Dispatch: The offense is obviously clicking right now and keeping the defense off the field for long periods of time. How important is that further down the stretch in weeks 10, 12 or 14 in terms of keeping those defensive guys fresh?

Bisciotti: We’ve got an awful lot of jets on that defense too, so not only are we controlling the clock like we haven’t done in the past, although I think we led the league in time of possession last year at something like 33 minutes, we’re controlling the game and keeping our guys fresh and that’s our goal. We want to do that again and that’s happening if you look at our first three games this year.

Dispatch: With so much of the early attention on the offense, how good is the defense and is it playing at a level we’re all used to?

Bisciotti: We’ve got a lot of depth on that defense. When you look at the preseason and you saw a lot of those guys getting playing time – Ladarius Webb and Frank Walker on the corners, Chris Carr and Paul Kruger and Justin Bannan and Jameel McClain. Hell, we could put our second-stringers out there and I think we might be better than 10 teams

Dispatch: Having said all that, how important is it to have those guys ready to go every week? Injuries are inevitable and you probably knock on wood each week you go through without a major one.

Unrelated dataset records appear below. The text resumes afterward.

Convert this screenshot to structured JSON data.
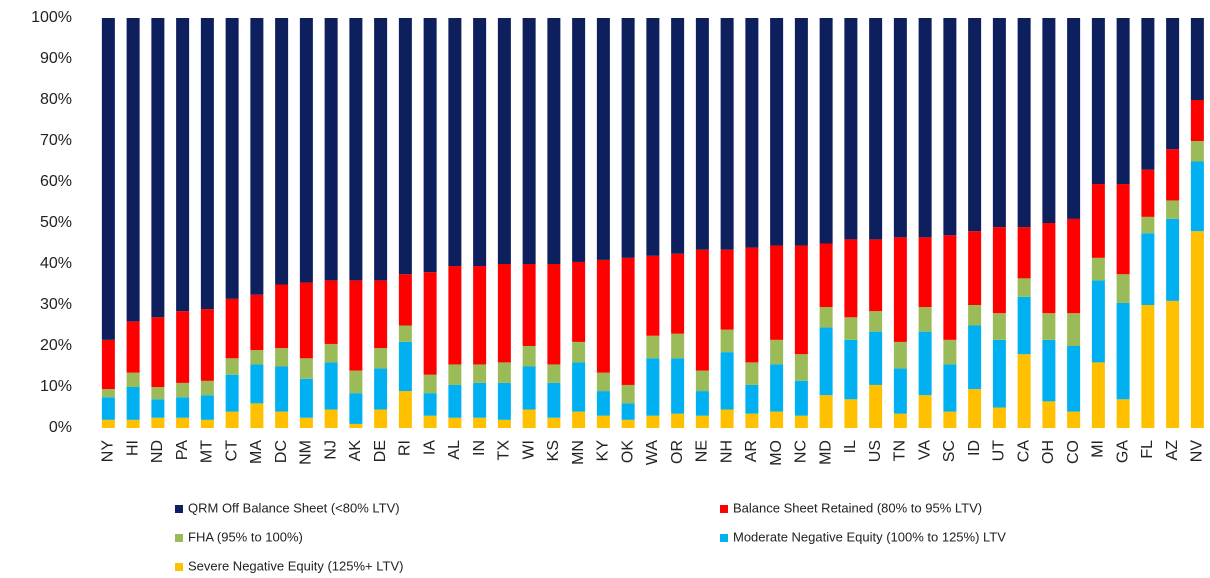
{
  "chart_data": {
    "type": "stacked_bar",
    "categories": [
      "NY",
      "HI",
      "ND",
      "PA",
      "MT",
      "CT",
      "MA",
      "DC",
      "NM",
      "NJ",
      "AK",
      "DE",
      "RI",
      "IA",
      "AL",
      "IN",
      "TX",
      "WI",
      "KS",
      "MN",
      "KY",
      "OK",
      "WA",
      "OR",
      "NE",
      "NH",
      "AR",
      "MO",
      "NC",
      "MD",
      "IL",
      "US",
      "TN",
      "VA",
      "SC",
      "ID",
      "UT",
      "CA",
      "OH",
      "CO",
      "MI",
      "GA",
      "FL",
      "AZ",
      "NV"
    ],
    "series": [
      {
        "name": "Severe Negative Equity (125%+ LTV)",
        "color": "#ffc000",
        "values": [
          2,
          2,
          2.5,
          2.5,
          2,
          4,
          6,
          4,
          2.5,
          4.5,
          1,
          4.5,
          9,
          3,
          2.5,
          2.5,
          2,
          4.5,
          2.5,
          4,
          3,
          2,
          3,
          3.5,
          3,
          4.5,
          3.5,
          4,
          3,
          8,
          7,
          10.5,
          3.5,
          8,
          4,
          9.5,
          5,
          18,
          6.5,
          4,
          16,
          7,
          30,
          31,
          48
        ]
      },
      {
        "name": "Moderate Negative Equity (100% to 125%) LTV",
        "color": "#00b0f0",
        "values": [
          5.5,
          8,
          4.5,
          5,
          6,
          9,
          9.5,
          11,
          9.5,
          11.5,
          7.5,
          10,
          12,
          5.5,
          8,
          8.5,
          9,
          10.5,
          8.5,
          12,
          6,
          4,
          14,
          13.5,
          6,
          14,
          7,
          11.5,
          8.5,
          16.5,
          14.5,
          13,
          11,
          15.5,
          11.5,
          15.5,
          16.5,
          14,
          15,
          16,
          20,
          23.5,
          17.5,
          20,
          17
        ]
      },
      {
        "name": "FHA (95% to 100%)",
        "color": "#9bbb59",
        "values": [
          2,
          3.5,
          3,
          3.5,
          3.5,
          4,
          3.5,
          4.5,
          5,
          4.5,
          5.5,
          5,
          4,
          4.5,
          5,
          4.5,
          5,
          5,
          4.5,
          5,
          4.5,
          4.5,
          5.5,
          6,
          5,
          5.5,
          5.5,
          6,
          6.5,
          5,
          5.5,
          5,
          6.5,
          6,
          6,
          5,
          6.5,
          4.5,
          6.5,
          8,
          5.5,
          7,
          4,
          4.5,
          5
        ]
      },
      {
        "name": "Balance Sheet Retained (80% to 95% LTV)",
        "color": "#ff0000",
        "values": [
          12,
          12.5,
          17,
          17.5,
          17.5,
          14.5,
          13.5,
          15.5,
          18.5,
          15.5,
          22,
          16.5,
          12.5,
          25,
          24,
          24,
          24,
          20,
          24.5,
          19.5,
          27.5,
          31,
          19.5,
          19.5,
          29.5,
          19.5,
          28,
          23,
          26.5,
          15.5,
          19,
          17.5,
          25.5,
          17,
          25.5,
          18,
          21,
          12.5,
          22,
          23,
          18,
          22,
          11.5,
          12.5,
          10
        ]
      },
      {
        "name": "QRM Off Balance Sheet (<80% LTV)",
        "color": "#0d1f5c",
        "values": [
          78.5,
          74,
          73,
          71.5,
          71,
          68.5,
          67.5,
          65,
          64.5,
          64,
          64,
          64,
          62.5,
          62,
          60.5,
          60.5,
          60,
          60,
          60,
          59.5,
          59,
          58.5,
          58,
          57.5,
          56.5,
          56.5,
          56,
          55.5,
          55.5,
          55,
          54,
          54,
          53.5,
          53.5,
          53,
          52,
          51,
          51,
          50,
          49,
          40.5,
          40.5,
          37,
          32,
          20
        ]
      }
    ],
    "ylim": [
      0,
      100
    ],
    "yticks": [
      {
        "value": 0,
        "label": "0%"
      },
      {
        "value": 10,
        "label": "10%"
      },
      {
        "value": 20,
        "label": "20%"
      },
      {
        "value": 30,
        "label": "30%"
      },
      {
        "value": 40,
        "label": "40%"
      },
      {
        "value": 50,
        "label": "50%"
      },
      {
        "value": 60,
        "label": "60%"
      },
      {
        "value": 70,
        "label": "70%"
      },
      {
        "value": 80,
        "label": "80%"
      },
      {
        "value": 90,
        "label": "90%"
      },
      {
        "value": 100,
        "label": "100%"
      }
    ],
    "grid": false,
    "legend": "bottom"
  }
}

Bisciotti: That’s it. You’re exactly right. Right now, we’re already dealing with a significant number of injuries. You know, we had a guy like Kelly Gregg go down and Justin Bannan steps right in and has a great year. Now, he’s in the regular rotation with Kelly. I see that more and more. I see more personnel come on and off the field and that’s so important because we want to keep those guys fresh.

Dispatch: So, this week it’s New England on the road. Is this game going to be a good barometer of where this team is and how far it still has to go?

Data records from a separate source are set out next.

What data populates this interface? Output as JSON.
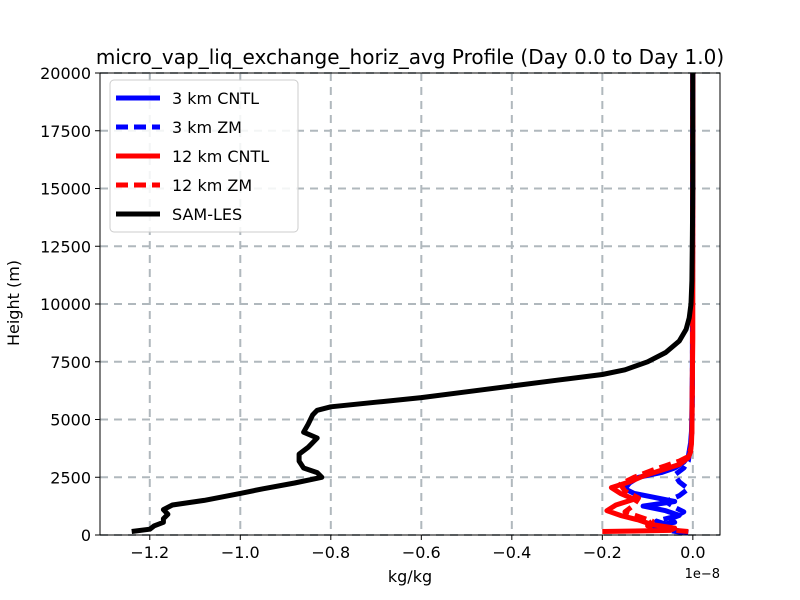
{
  "chart_data": {
    "type": "line",
    "title": "micro_vap_liq_exchange_horiz_avg Profile (Day 0.0 to Day 1.0)",
    "xlabel": "kg/kg",
    "ylabel": "Height (m)",
    "x_offset_label": "1e−8",
    "xlim": [
      -1.31,
      0.06
    ],
    "ylim": [
      0,
      20000
    ],
    "xticks": [
      -1.2,
      -1.0,
      -0.8,
      -0.6,
      -0.4,
      -0.2,
      0.0
    ],
    "xtick_labels": [
      "−1.2",
      "−1.0",
      "−0.8",
      "−0.6",
      "−0.4",
      "−0.2",
      "0.0"
    ],
    "yticks": [
      0,
      2500,
      5000,
      7500,
      10000,
      12500,
      15000,
      17500,
      20000
    ],
    "ytick_labels": [
      "0",
      "2500",
      "5000",
      "7500",
      "10000",
      "12500",
      "15000",
      "17500",
      "20000"
    ],
    "grid": true,
    "legend_position": "upper-left",
    "series": [
      {
        "name": "3 km CNTL",
        "color": "#0000ff",
        "dash": "solid",
        "points": [
          [
            -0.01,
            100
          ],
          [
            -0.05,
            250
          ],
          [
            -0.09,
            400
          ],
          [
            -0.04,
            550
          ],
          [
            -0.05,
            700
          ],
          [
            -0.03,
            850
          ],
          [
            -0.06,
            1050
          ],
          [
            -0.11,
            1250
          ],
          [
            -0.04,
            1450
          ],
          [
            -0.09,
            1650
          ],
          [
            -0.13,
            1800
          ],
          [
            -0.15,
            2000
          ],
          [
            -0.14,
            2250
          ],
          [
            -0.12,
            2500
          ],
          [
            -0.07,
            2700
          ],
          [
            -0.04,
            2900
          ],
          [
            -0.02,
            3150
          ],
          [
            -0.01,
            3400
          ],
          [
            -0.005,
            4000
          ],
          [
            -0.003,
            4500
          ],
          [
            -0.002,
            5500
          ],
          [
            -0.001,
            7000
          ],
          [
            0,
            20000
          ]
        ]
      },
      {
        "name": "3 km ZM",
        "color": "#0000ff",
        "dash": "dashed",
        "points": [
          [
            -0.02,
            100
          ],
          [
            -0.07,
            250
          ],
          [
            -0.05,
            400
          ],
          [
            -0.08,
            600
          ],
          [
            -0.04,
            800
          ],
          [
            -0.02,
            1000
          ],
          [
            -0.04,
            1200
          ],
          [
            -0.06,
            1450
          ],
          [
            -0.03,
            1700
          ],
          [
            -0.01,
            2000
          ],
          [
            -0.03,
            2300
          ],
          [
            -0.04,
            2600
          ],
          [
            -0.02,
            2900
          ],
          [
            -0.01,
            3200
          ],
          [
            -0.005,
            3800
          ],
          [
            -0.002,
            4500
          ],
          [
            -0.001,
            6000
          ],
          [
            0,
            20000
          ]
        ]
      },
      {
        "name": "12 km CNTL",
        "color": "#ff0000",
        "dash": "solid",
        "points": [
          [
            -0.2,
            150
          ],
          [
            -0.05,
            200
          ],
          [
            -0.04,
            300
          ],
          [
            -0.09,
            450
          ],
          [
            -0.12,
            650
          ],
          [
            -0.16,
            850
          ],
          [
            -0.19,
            1050
          ],
          [
            -0.17,
            1300
          ],
          [
            -0.13,
            1550
          ],
          [
            -0.16,
            1800
          ],
          [
            -0.18,
            2050
          ],
          [
            -0.14,
            2300
          ],
          [
            -0.11,
            2550
          ],
          [
            -0.07,
            2800
          ],
          [
            -0.03,
            3050
          ],
          [
            -0.01,
            3350
          ],
          [
            -0.005,
            3600
          ],
          [
            -0.003,
            4000
          ],
          [
            -0.002,
            4500
          ],
          [
            -0.001,
            7000
          ],
          [
            0,
            8500
          ],
          [
            0,
            20000
          ]
        ]
      },
      {
        "name": "12 km ZM",
        "color": "#ff0000",
        "dash": "dashed",
        "points": [
          [
            -0.01,
            150
          ],
          [
            -0.07,
            250
          ],
          [
            -0.1,
            400
          ],
          [
            -0.09,
            600
          ],
          [
            -0.12,
            800
          ],
          [
            -0.15,
            1000
          ],
          [
            -0.13,
            1300
          ],
          [
            -0.12,
            1600
          ],
          [
            -0.15,
            1900
          ],
          [
            -0.16,
            2200
          ],
          [
            -0.13,
            2500
          ],
          [
            -0.09,
            2800
          ],
          [
            -0.06,
            3000
          ],
          [
            -0.03,
            3200
          ],
          [
            -0.01,
            3400
          ],
          [
            -0.004,
            3800
          ],
          [
            -0.002,
            4500
          ],
          [
            -0.001,
            6500
          ],
          [
            0,
            20000
          ]
        ]
      },
      {
        "name": "SAM-LES",
        "color": "#000000",
        "dash": "solid",
        "points": [
          [
            -1.24,
            150
          ],
          [
            -1.2,
            250
          ],
          [
            -1.19,
            400
          ],
          [
            -1.17,
            550
          ],
          [
            -1.17,
            700
          ],
          [
            -1.16,
            900
          ],
          [
            -1.17,
            1100
          ],
          [
            -1.15,
            1300
          ],
          [
            -1.08,
            1500
          ],
          [
            -1.0,
            1800
          ],
          [
            -0.95,
            2000
          ],
          [
            -0.88,
            2250
          ],
          [
            -0.82,
            2500
          ],
          [
            -0.83,
            2700
          ],
          [
            -0.86,
            2900
          ],
          [
            -0.87,
            3200
          ],
          [
            -0.87,
            3500
          ],
          [
            -0.85,
            3800
          ],
          [
            -0.83,
            4200
          ],
          [
            -0.86,
            4450
          ],
          [
            -0.85,
            4800
          ],
          [
            -0.84,
            5200
          ],
          [
            -0.83,
            5400
          ],
          [
            -0.8,
            5550
          ],
          [
            -0.7,
            5750
          ],
          [
            -0.6,
            5950
          ],
          [
            -0.5,
            6200
          ],
          [
            -0.4,
            6450
          ],
          [
            -0.3,
            6700
          ],
          [
            -0.2,
            6950
          ],
          [
            -0.15,
            7150
          ],
          [
            -0.1,
            7500
          ],
          [
            -0.06,
            7900
          ],
          [
            -0.03,
            8400
          ],
          [
            -0.015,
            8900
          ],
          [
            -0.008,
            9400
          ],
          [
            -0.004,
            10000
          ],
          [
            -0.002,
            11000
          ],
          [
            -0.001,
            13000
          ],
          [
            0,
            15000
          ],
          [
            0,
            20000
          ]
        ]
      }
    ]
  }
}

Bisciotti: It is, but as you know, a couple of bounces of the ball can change a win to a loss and vice versa. So if we win, sure that’s going to be so important. I don’t know how many 3-0 teams are still out there, maybe six or seven, and after this weekend, there might be half that many at 4-0, so then the microscope gets on you even more and then you have different things to deal with. So, do we want to win and deal with the overconfidence as opposed to losing and having to regroup? Absolutely, of course we do. That’s what we’re trying to do.

I do think you can be fooled by a couple of games, but I don’t think you can be fooled by eight or 10. That’s when you really find out what you got. We’ve got a lot of tough opponents coming up – the Bears, the Packers, the Steelers twice, Cincinnati has shown they can play. We’ve got a lot of big games coming up – New England, the Vikings, the Colts – each week gets tougher than the last.

Dispatch: Really, it’s like playoff football week in and week out?

Bisciotti: It really is, but I think they’re ready for it. For that team to stay largely intact and remember what is was like, no matter how good things were going, and then you win in Miami and win in Tennessee and then you lose in Pittsburgh and there’s that finality of it all, you begin to realize it comes down to a couple of bounces of the ball. If Darren Stone doesn’t commit that horrible penalty that cost us like 28 yards, we might have gone down and kicked that game-winner. Instead, we were pushed way back and we were forced into an interception and then game over. So, these guys remember that acutely and that taste of success and then having it end so abruptly is going to do more for us this year than anything else because they know they can’t get too high. It only takes a three-hour game to let everything end when it gets down to single elimination in the playoffs.